From memory and the knowledge of God, Augustine turns to the temptations of the world. He revisits the threefold causes of sin he first mentioned in Book 3.8 and that he derives from I John 2:16. "Lust of the senses" includes sexual lust, as it always has for Augustine, but here, Augustine examines in detail the temptations of all five senses. As Augustine remarks in the first half of Book 10, it is through the senses that humans receive knowledge of the world and begin to form the images of memory. The physical world and the bodily senses that perceive it are at the bottom of the Platonic ascent that leads the soul to God. Another point of this examination is that Augustine's spiritual journey did not end at his conversion or his baptism or at Ostia, where his narrative ended. He continues to struggle against temptation and to rely on God to bear him up. In fact, Augustine caps his discussion of each temptation with an appeal to God's grace and mercy to provide him the way to overcome that temptation. At the end of this literary examination of sin, Augustine describes himself meditatively examining his physical body — the report of his senses, the workings of his mind — until he makes the Platonic ascent and briefly achieves something like the beatific vision. The last part of Book 10, then, is a kind of literary acting out of the beginning stages of the ascent, in which Augustine and the reader jointly participate. But as in Book 7 and Book 10, the beatific vision cannot be sustained for long, because material human beings are too weak and limited to attain the immaterial realm. Only Christ, who was fully human as well as fully divine, can mediate between heaven and earth, spiritual and physical, God and humanity. Christ alone saves Augustine, and all humanity, from the abundant and unavoidable temptations and sins that plague them.
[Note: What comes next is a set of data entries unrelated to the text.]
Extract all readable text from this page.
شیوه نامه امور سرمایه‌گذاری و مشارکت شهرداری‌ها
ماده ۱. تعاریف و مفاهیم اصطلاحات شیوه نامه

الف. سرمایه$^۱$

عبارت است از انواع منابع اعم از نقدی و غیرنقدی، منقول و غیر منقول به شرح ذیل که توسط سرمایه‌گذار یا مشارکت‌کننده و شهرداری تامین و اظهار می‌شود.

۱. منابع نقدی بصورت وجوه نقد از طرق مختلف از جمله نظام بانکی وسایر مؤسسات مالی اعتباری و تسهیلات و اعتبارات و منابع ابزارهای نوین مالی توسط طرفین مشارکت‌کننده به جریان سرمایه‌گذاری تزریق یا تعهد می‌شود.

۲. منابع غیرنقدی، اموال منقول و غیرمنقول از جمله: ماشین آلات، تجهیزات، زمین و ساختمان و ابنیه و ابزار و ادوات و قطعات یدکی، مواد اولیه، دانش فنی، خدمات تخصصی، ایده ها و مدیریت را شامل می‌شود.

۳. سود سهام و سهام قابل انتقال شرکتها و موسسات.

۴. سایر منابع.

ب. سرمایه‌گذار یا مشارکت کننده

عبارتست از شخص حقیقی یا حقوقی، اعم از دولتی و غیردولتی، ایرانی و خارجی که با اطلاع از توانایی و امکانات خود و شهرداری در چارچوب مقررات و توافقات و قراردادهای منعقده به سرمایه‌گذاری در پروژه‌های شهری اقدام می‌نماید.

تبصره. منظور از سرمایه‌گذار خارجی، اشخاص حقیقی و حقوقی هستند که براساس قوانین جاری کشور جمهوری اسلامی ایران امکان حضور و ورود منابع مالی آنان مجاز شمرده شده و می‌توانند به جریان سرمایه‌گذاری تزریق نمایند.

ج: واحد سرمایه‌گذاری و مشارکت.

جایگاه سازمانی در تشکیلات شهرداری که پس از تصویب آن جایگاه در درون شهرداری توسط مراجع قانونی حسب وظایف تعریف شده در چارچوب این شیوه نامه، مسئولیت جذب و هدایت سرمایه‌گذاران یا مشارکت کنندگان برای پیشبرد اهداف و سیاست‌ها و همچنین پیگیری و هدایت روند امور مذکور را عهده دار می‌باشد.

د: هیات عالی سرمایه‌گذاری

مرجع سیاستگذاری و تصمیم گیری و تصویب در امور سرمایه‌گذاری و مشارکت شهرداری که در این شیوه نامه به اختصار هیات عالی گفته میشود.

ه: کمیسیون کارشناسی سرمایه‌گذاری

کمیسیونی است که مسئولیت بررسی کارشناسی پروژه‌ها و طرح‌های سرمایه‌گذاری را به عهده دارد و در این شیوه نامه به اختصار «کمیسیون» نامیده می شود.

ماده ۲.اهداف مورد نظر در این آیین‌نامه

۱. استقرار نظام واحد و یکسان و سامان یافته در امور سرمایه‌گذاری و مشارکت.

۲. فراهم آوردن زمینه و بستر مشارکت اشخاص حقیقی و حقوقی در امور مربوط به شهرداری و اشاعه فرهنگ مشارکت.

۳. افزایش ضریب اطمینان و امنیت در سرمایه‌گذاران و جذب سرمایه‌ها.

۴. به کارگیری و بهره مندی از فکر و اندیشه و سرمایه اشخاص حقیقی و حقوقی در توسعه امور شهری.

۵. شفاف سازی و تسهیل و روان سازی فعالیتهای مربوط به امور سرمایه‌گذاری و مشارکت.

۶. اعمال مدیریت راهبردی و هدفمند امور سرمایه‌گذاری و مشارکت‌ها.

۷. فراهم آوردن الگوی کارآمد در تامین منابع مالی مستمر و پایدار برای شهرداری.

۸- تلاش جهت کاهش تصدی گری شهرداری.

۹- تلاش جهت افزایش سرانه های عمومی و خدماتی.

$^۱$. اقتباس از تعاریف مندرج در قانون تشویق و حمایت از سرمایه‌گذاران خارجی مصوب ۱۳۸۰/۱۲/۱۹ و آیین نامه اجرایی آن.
Modern readers are likely to be stupefied by Augustine's excruciatingly detailed examination of the dangers inherent in each of the senses. However, for Augustine, the dangers they represent are real. The temptation posed by all the senses, by curiosity, and by love of power is ultimately toward concupiscence, the immoderate love of the lower, physical goods that substitutes for healthy love of the highest good, God.

It is particularly hard for modern readers to view curiosity as a sin. The range of experiences that involve curiosity for Augustine is particularly eclectic: theater, the sciences, astrology, even the distractions of natural scenes. Curiosity for Augustine can include what may be thought of as morbid curiosity. It can also include intellectual pride; Augustine does not condemn all observation of the natural, but he does condemn seeking knowledge of the created world for its own sake and for the achievement of having understood it, rather than for what it can reveal about its creator. Curiosity can mean sticking one's nose into areas it does not belong, as in trying to predict the future or unveil the mysteries of universe. The curiositas of theater is a kind of sensationalism, an itching for cheap thrills. Even devout Christians can be guilty of being curious when they crave miracles and signs from God, in a kind of spiritual thrill-seeking. All of these curiosities distract the mind from seeking for substance in God.

Augustine displays acute knowledge of his own failings here, and nowhere is he more honest than in his examination of his own pride. Augustine loves to be loved; he enjoys doing well and being praised for it. These facets of his character are evident even in his description of himself as a child. But sin is so entangled with human behavior that Augustine cannot pull out one pure motive for his acceptance of praise. If someone praises his statements, is he pleased because of his neighbor's spiritual progress, or is he pleased because his vanity is flattered? For Augustine, this knot cannot be untied; only Christ can absolve humankind of its painful contradictions.

Glossary

Athanasius c. 296-373, bishop of Alexandria, theologian, and saint, noted for his asceticism.